You have a sequence of $ n $ colored blocks. The color of the $ i $ -th block is $ c_i $ , an integer between $ 1 $ and $ n $ . You will place the blocks down in sequence on an infinite coordinate grid in the following way. 1. Initially, you place block $ 1 $ at $ (0, 0) $ . 2. For $ 2 \le i \le n $ , if the $ (i - 1) $ -th block is placed at position $ (x, y) $ , then the $ i $ -th block can be placed at one of positions $ (x + 1, y) $ , $ (x - 1, y) $ , $ (x, y + 1) $ (but not at position $ (x, y - 1) $ ), as long no previous block was placed at that position. A tower is formed by $ s $ blocks such that they are placed at positions $ (x, y), (x, y + 1), \ldots, (x, y + s - 1) $ for some position $ (x, y) $ and integer $ s $ . The size of the tower is $ s $ , the number of blocks in it.
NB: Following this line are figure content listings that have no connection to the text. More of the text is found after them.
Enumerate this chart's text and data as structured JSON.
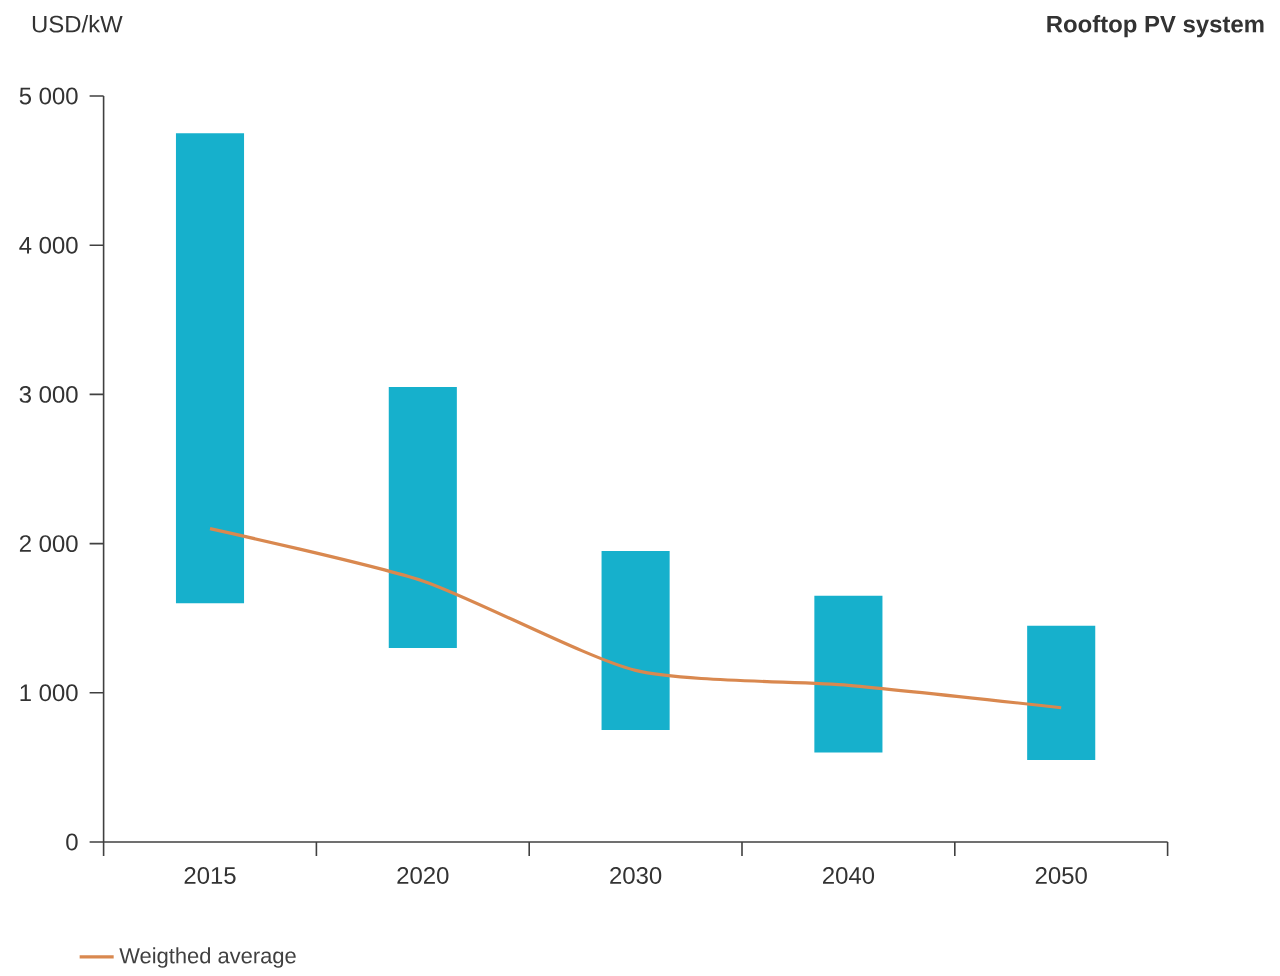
{
  "chart_data": {
    "type": "bar",
    "title": "Rooftop PV system",
    "ylabel": "USD/kW",
    "categories": [
      "2015",
      "2020",
      "2030",
      "2040",
      "2050"
    ],
    "series": [
      {
        "color": "#16b0cc",
        "base": [
          1600,
          1300,
          750,
          600,
          550
        ],
        "values": [
          3150,
          1750,
          1200,
          1050,
          900
        ]
      },
      {
        "type": "line",
        "name": "Weigthed average",
        "color": "#d9884f",
        "values": [
          2100,
          1750,
          1150,
          1050,
          900
        ]
      }
    ],
    "ylim": [
      0,
      5000
    ],
    "yticks": [
      {
        "value": 0,
        "label": "0"
      },
      {
        "value": 1000,
        "label": "1 000"
      },
      {
        "value": 2000,
        "label": "2 000"
      },
      {
        "value": 3000,
        "label": "3 000"
      },
      {
        "value": 4000,
        "label": "4 000"
      },
      {
        "value": 5000,
        "label": "5 000"
      }
    ],
    "grid": false,
    "legend": "bottom left",
    "marker": "none",
    "line_style": "solid"
  }
}
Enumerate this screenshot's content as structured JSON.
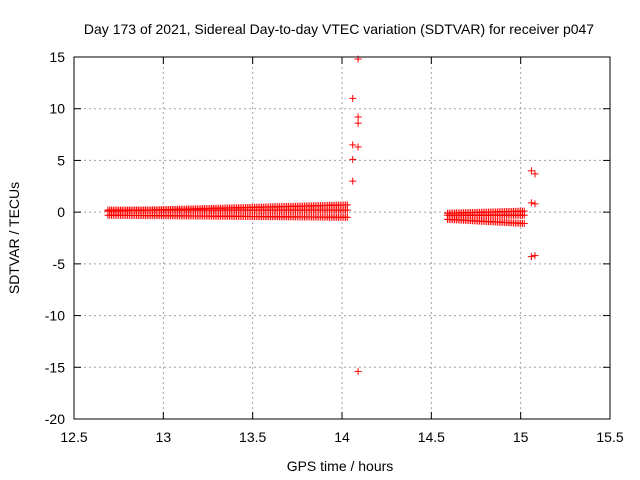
{
  "chart_data": {
    "type": "scatter",
    "title": "Day 173 of 2021, Sidereal Day-to-day VTEC variation (SDTVAR) for receiver p047",
    "xlabel": "GPS time / hours",
    "ylabel": "SDTVAR / TECUs",
    "xlim": [
      12.5,
      15.5
    ],
    "ylim": [
      -20,
      15
    ],
    "xticks": [
      12.5,
      13,
      13.5,
      14,
      14.5,
      15,
      15.5
    ],
    "xtick_labels": [
      "12.5",
      "13",
      "13.5",
      "14",
      "14.5",
      "15",
      "15.5"
    ],
    "yticks": [
      -20,
      -15,
      -10,
      -5,
      0,
      5,
      10,
      15
    ],
    "ytick_labels": [
      "-20",
      "-15",
      "-10",
      "-5",
      "0",
      "5",
      "10",
      "15"
    ],
    "grid": true,
    "marker_color": "#ff0000",
    "bands": [
      {
        "name": "band-1",
        "x_start": 12.69,
        "x_end": 14.03,
        "step": 0.01,
        "y_low_start": -0.3,
        "y_low_end": -0.5,
        "y_high_start": 0.1,
        "y_high_end": 0.7,
        "y_mid": 0.2
      },
      {
        "name": "band-2",
        "x_start": 14.59,
        "x_end": 15.02,
        "step": 0.01,
        "y_low_start": -0.7,
        "y_low_end": -1.1,
        "y_high_start": -0.1,
        "y_high_end": 0.1,
        "y_mid": -0.3
      }
    ],
    "outliers": [
      {
        "x": 14.09,
        "y": 14.8
      },
      {
        "x": 14.06,
        "y": 11.0
      },
      {
        "x": 14.09,
        "y": 9.2
      },
      {
        "x": 14.09,
        "y": 8.6
      },
      {
        "x": 14.06,
        "y": 6.5
      },
      {
        "x": 14.09,
        "y": 6.3
      },
      {
        "x": 14.06,
        "y": 5.1
      },
      {
        "x": 14.06,
        "y": 3.0
      },
      {
        "x": 14.09,
        "y": -15.4
      },
      {
        "x": 15.06,
        "y": 4.0
      },
      {
        "x": 15.08,
        "y": 3.7
      },
      {
        "x": 15.06,
        "y": 0.9
      },
      {
        "x": 15.08,
        "y": 0.8
      },
      {
        "x": 15.06,
        "y": -4.3
      },
      {
        "x": 15.08,
        "y": -4.2
      }
    ]
  }
}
A tower of color $ r $ is a tower such that all blocks in it have the color $ r $ . For each color $ r $ from $ 1 $ to $ n $ , solve the following problem independently: - Find the maximum size of a tower of color $ r $ that you can form by placing down the blocks according to the rules.

The first line contains a single integer $ t $ ( $ 1 \le t \le 10^4 $ ) — the number of test cases. The first line of each test case contains a single integer $ n $ ( $ 1 \le n \le 10^5 $ ). The second line of each test case contains $ n $ integers $ c_1, c_2, \ldots, c_n $ ( $ 1 \le c_i \le n $ ). It is guaranteed that the sum of $ n $ over all test cases does not exceed $ 2 \cdot 10^5 $ .
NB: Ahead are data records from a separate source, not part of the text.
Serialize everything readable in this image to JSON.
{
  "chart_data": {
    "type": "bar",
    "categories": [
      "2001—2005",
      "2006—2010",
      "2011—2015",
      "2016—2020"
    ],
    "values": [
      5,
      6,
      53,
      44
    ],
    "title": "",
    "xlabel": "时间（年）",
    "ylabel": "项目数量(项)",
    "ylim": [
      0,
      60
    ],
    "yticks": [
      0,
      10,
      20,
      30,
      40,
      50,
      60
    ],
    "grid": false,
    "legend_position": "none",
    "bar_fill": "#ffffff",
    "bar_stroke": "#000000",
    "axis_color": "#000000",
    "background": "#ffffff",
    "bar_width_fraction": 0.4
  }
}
For each test case, output $ n $ integers. The $ r $ -th of them should be the maximum size of an tower of color $ r $ you can form by following the given rules. If you cannot form any tower of color $ r $ , the $ r $ -th integer should be $ 0 $ .
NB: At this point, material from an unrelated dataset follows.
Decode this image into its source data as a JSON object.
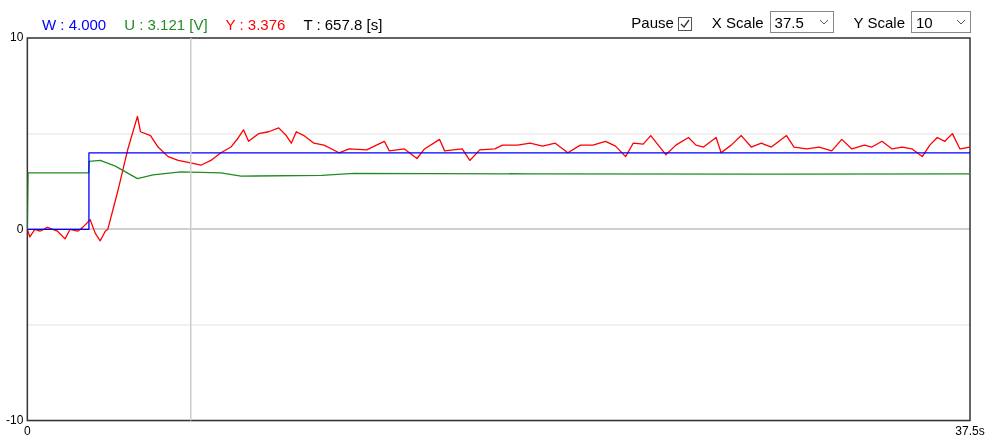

In the first test case, one of the possible ways to form a tower of color $ 1 $ and size $ 3 $ is: - place block $ 1 $ at position $ (0, 0) $ ; - place block $ 2 $ to the right of block $ 1 $ , at position $ (1, 0) $ ; - place block $ 3 $ above block $ 2 $ , at position $ (1, 1) $ ; - place block $ 4 $ to the left of block $ 3 $ , at position $ (0, 1) $ ; - place block $ 5 $ to the left of block $ 4 $ , at position $ (-1, 1) $ ; - place block $ 6 $ above block $ 5 $ , at position $ (-1, 2) $ ; - place block $ 7 $ to the right of block $ 6 $ , at position $ (0, 2) $ . The blocks at positions $ (0, 0) $ , $ (0, 1) $ , and $ (0, 2) $ all have color $ 1 $ , forming an tower of size $ 3 $ . In the second test case, note that the following placement is not valid, since you are not allowed to place block $ 6 $ under block $ 5 $ : It can be shown that it is impossible to form a tower of color $ 4 $ and size $ 3 $ .